On the first day of 9th National Conference of AIDS Society of India (ASICON 2016) in Mumbai, the buzz was unanimous: how to accelerate progress towards eliminating mother to child transmission of HIV in India as well. This is perhaps one of the closest goalposts to 90-90-90 targets which India and other nations have promised to chase and rightly so.
Where are we now?
In 2015, there were an estimated 2.17 million people living with HIV in India, 40.5% of them being women and 6.54% children (142,000). Out of the 86,000 new infections in 2015, 10,500 were in children. 35,000 HIV positive pregnant women were still in need of prevention of parent to child transmission (PPTCT) services.
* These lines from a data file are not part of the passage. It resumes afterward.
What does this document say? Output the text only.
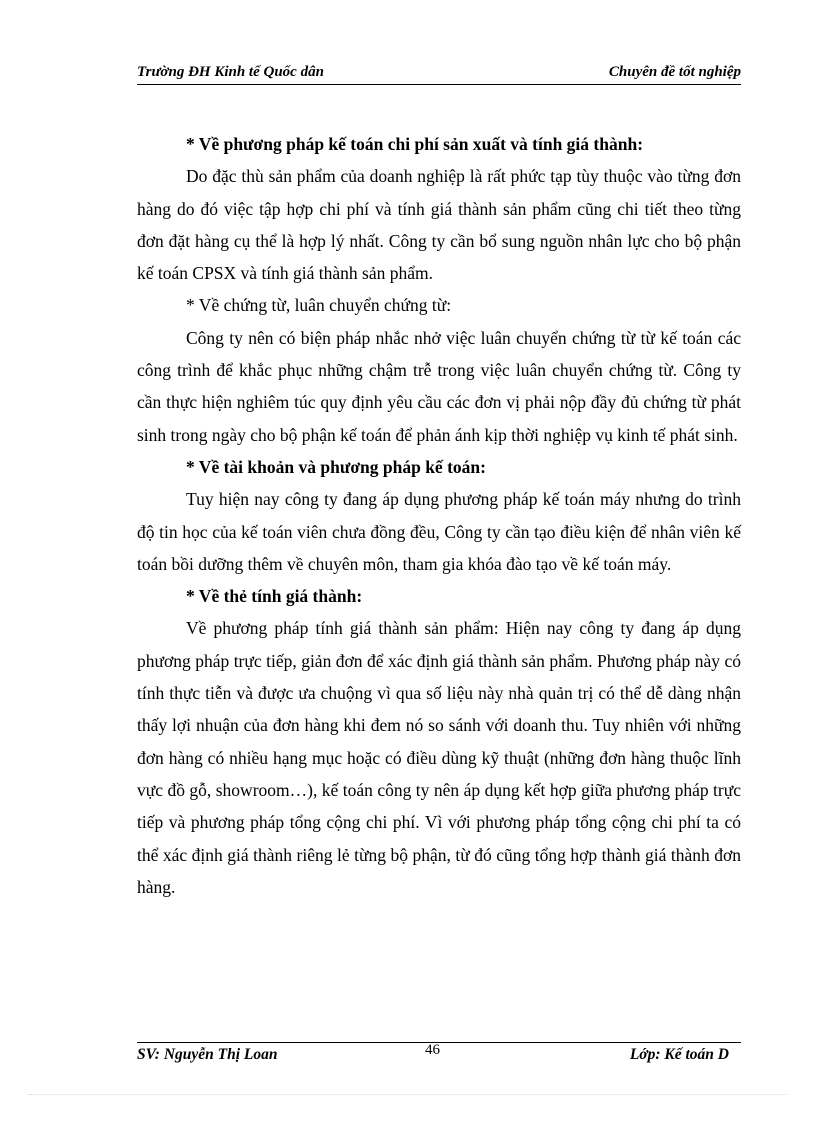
Trường ĐH Kinh tế Quốc dân	Chuyên đề tốt nghiệp

* Về phương pháp kế toán chi phí sản xuất và tính giá thành:

Do đặc thù sản phẩm của doanh nghiệp là rất phức tạp tùy thuộc vào từng đơn hàng do đó việc tập hợp chi phí và tính giá thành sản phẩm cũng chi tiết theo từng đơn đặt hàng cụ thể là hợp lý nhất. Công ty cần bổ sung nguồn nhân lực cho bộ phận kế toán CPSX và tính giá thành sản phẩm.

* Về chứng từ, luân chuyển chứng từ:

Công ty nên có biện pháp nhắc nhở việc luân chuyển chứng từ từ kế toán các công trình để khắc phục những chậm trễ trong việc luân chuyển chứng từ. Công ty cần thực hiện nghiêm túc quy định yêu cầu các đơn vị phải nộp đầy đủ chứng từ phát sinh trong ngày cho bộ phận kế toán để phản ánh kịp thời nghiệp vụ kinh tế phát sinh.

* Về tài khoản và phương pháp kế toán:

Tuy hiện nay công ty đang áp dụng phương pháp kế toán máy nhưng do trình độ tin học của kế toán viên chưa đồng đều, Công ty cần tạo điều kiện để nhân viên kế toán bồi dưỡng thêm về chuyên môn, tham gia khóa đào tạo về kế toán máy.

* Về thẻ tính giá thành:

Về phương pháp tính giá thành sản phẩm: Hiện nay công ty đang áp dụng phương pháp trực tiếp, giản đơn để xác định giá thành sản phẩm. Phương pháp này có tính thực tiễn và được ưa chuộng vì qua số liệu này nhà quản trị có thể dễ dàng nhận thấy lợi nhuận của đơn hàng khi đem nó so sánh với doanh thu. Tuy nhiên với những đơn hàng có nhiều hạng mục hoặc có điều dùng kỹ thuật (những đơn hàng thuộc lĩnh vực đồ gỗ, showroom…), kế toán công ty nên áp dụng kết hợp giữa phương pháp trực tiếp và phương pháp tổng cộng chi phí. Vì với phương pháp tổng cộng chi phí ta có thể xác định giá thành riêng lẻ từng bộ phận, từ đó cũng tổng hợp thành giá thành đơn hàng.

SV: Nguyễn Thị Loan	46	Lớp: Kế toán D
Dr Glory Alexander who founded ASHA Foundation in Bengaluru, who was conferred upon one of the most coveted awards in medicine in India, Dr BC Roy Award, by the President of India this year, was among the key speakers at ASICON 2016. She said that HIV positive children are indeed a tragic consequence of the epidemic. More than 90% of children get HIV from their mothers through parent to child transmission route, and without treatment 50% of them die by their second birthday. So if we can prevent parent to child transmission of HIV, we can eliminate HIV in children.
The most effective strategy for zero HIV infections in children is PPTCT, which the developed world has already implemented effectively. While India struggles with ensuring PPTCT for every eligible woman, few countries such as Cuba, Thailand etc have already eliminated parent to child transmission of HIV. Cuba was the first country to achieve it in 2015 and then Thailand followed suit in 2016, becoming the first Asia Pacific country to do so.
According to the World Health Organization (WHO), the criteria of elimination of parent to child transmission of HIV is when there are less than 50 new HIV infections in children per 100,000 live births; less than 5% HIV transmission in children in breastfeeding population and less than 2% in non breastfeeding population; more than 95% coverage of antenatal care, and more than 90% ART coverage of HIV positive pregnant women.